Fue en 1981, en la entrada
del Hotel Riviera de La Habana, cuando conocí a Jorge Núñez Sánchez (1947-2020).
Me lo presentó el historiador cubano Francisco Pividal, amigo común. Ambos acababan
de ser electos máximas autoridades de la Asociación de Historiadores
Latinoamericanos y del Caribe (ADHILAC). Su nombre no me era desconocido, pues
leía todas las semanas sus magníficos artículos en la revista ecuatoriana Nueva, dedicados a las relaciones de
América Latina y los Estados Unidos, que después publicara como separata.
Fue de las figuras centrales
en el IV Encuentro Internacional de ADHILAC en Bayamo (Cuba) en 1983. En un
descanso en las largas sesiones de trabajo de este cónclave, Juan Paz y Miño
nos tomó una foto, sentados al borde de la piscina, en compañía de Oscar Zanetti,
Enrique Ayala y Leonardo Espinosa, que muestra la confraternidad reinante entre
historiadores cubanos y ecuatorianos, grupo en el que Jorge sobresalía con sus
ocurrentes bromas.
Historiador, antropólogo, periodista y profesor universitario, fue secretario ejecutivo de la ADHILAC durante toda la década del ochenta y su presidente entre 1990 y 1994. Durante su fructífera gestión se alcanzaron notables éxitos, entre ellos la edición en 1991 de ocho tomos con las mejores ponencias de todos los anteriores congresos. En reconocimiento a su brillante gestión, en el IX Encuentro Internacional de esta Asociación, celebrado en Santa Marta (Colombia) en 2010, fue aclamado como Presidente de Honor.
Jorge Núñez fue también subsecretario de Cultura
del Ecuador y presidente del Consejo Nacional de Cultura, entre 1988 y 1990, así
como coordinador para el Área Andina de la Sociedad Latinoamericana de Historia
de las Ideas (SOLAR). Era miembro correspondiente de las academias de historia
de Cuba, Colombia, España, Perú, Nicaragua, Paraguay y, hasta hace muy poco, el
director de la ecuatoriana. Durante años fue profesor principal y jefe de la
Cátedra de Historia de América Latina en la Universidad Central del Ecuador; director
de sección en la Casa de la Cultura Ecuatoriana y de la Revista Anales de la Universidad Central.

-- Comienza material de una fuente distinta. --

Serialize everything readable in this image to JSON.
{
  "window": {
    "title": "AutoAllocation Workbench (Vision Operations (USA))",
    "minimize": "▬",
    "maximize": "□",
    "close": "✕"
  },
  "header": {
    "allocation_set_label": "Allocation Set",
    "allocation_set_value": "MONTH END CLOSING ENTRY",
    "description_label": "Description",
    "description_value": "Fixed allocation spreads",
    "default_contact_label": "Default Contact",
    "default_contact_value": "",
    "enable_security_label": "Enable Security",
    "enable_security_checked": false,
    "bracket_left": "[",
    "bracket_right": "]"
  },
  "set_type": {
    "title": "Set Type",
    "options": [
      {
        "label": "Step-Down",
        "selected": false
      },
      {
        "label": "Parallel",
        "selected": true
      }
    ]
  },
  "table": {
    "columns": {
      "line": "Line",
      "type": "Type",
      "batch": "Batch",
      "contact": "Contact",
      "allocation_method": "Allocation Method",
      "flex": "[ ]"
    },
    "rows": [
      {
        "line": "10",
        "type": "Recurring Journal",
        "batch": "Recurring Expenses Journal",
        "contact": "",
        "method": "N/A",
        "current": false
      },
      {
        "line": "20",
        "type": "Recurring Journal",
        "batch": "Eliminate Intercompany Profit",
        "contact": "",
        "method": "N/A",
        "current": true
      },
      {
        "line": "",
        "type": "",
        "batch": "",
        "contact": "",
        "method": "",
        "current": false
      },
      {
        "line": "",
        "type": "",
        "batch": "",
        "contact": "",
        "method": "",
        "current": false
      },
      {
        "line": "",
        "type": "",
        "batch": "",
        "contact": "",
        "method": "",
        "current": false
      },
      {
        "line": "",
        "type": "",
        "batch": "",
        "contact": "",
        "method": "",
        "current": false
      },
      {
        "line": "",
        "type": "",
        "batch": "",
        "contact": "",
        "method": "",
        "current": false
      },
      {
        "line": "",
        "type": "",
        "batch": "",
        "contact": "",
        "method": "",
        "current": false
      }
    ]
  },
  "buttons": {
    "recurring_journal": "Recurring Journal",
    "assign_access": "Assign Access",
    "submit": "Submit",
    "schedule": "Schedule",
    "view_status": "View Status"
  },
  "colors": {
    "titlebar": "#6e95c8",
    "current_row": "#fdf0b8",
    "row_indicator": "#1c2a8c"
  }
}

Publicó varias decenas de ensayos y más de medio
centenar de libros, entre ellos Mito de la Independencia (1976);
La historia de los partidos políticos del Ecuador (1979); La Guerra sin fin: Estados Unidos vs América Latina (1980); La
conciencia histórica de Andrés Bello (1989); Hacia una teoría
latinoamericana de la Historia (1992); El país del mediodía (1993); La Historiografía ecuatoriana
contemporánea (1994); La
defensa del país de Quito (1999); Un
hombre llamado Simón Bolívar (1999); Una
fiesta popular andina (2003); El Ecuador en la Historia (2016) –cuyo
prólogo me encargó- y Nuestra América,
prolegómenos para una historia continental (2020), obra que hace sólo unos
días fue anunciada en Informe Fracto.
Fui testigo de su ascendente
carrera profesional, que lo convirtieron en uno de los más prestigiosos
historiadores de Ecuador y de toda América Latina, como reconociera el
presidente Rafael Correa cuando en 2010 le entregara personalmente el Premio
Nacional Eugenio Espejo, la máxima condecoración del país. Recibió
más de una decena de reconocimientos y premios, entre ellos la Gran Cruz
Excelencia Académica de la Academia Hispanoamericana de Letras y Ciencias
(2003), la Orden Nacional al Mérito, en el grado de Comendador, del Ecuador (2007)
y el Gran Collar “Federico González Suárez”, de la ciudad de Quito (2008). En
2012 tuvo a su cargo, en el Aula Magna del Colegio San Gerónimo de la
Universidad de La Habana, el discurso de recepción a nombre de los primeros
Correspondientes Extranjeros de la Academia de la Historia de Cuba.
Una de las características que más admiré de Jorge, fue su sensibilidad con los maestros, que advertí en su trato con Pividal o cuando fuimos a rendir tributo, en su residencia en Mendoza, al filósofo argentino Arturo Andrés Roig. Estuvo por última vez en La Habana en 2018, con el propósito de entregar personalmente la condición de miembros correspondientes de la Academia de la Historia del Ecuador a tres colegas cubanos. Compartí con Jorge Núñez el año pasado en Quito, en el sentido homenaje que su propia Academia le rindiera, colmado de personalidades nacionales y extranjeras, a quien, por su calibre científico y su compromiso militante con las mejores causas de Nuestra América, fuera el primero de los historiadores ecuatorianos.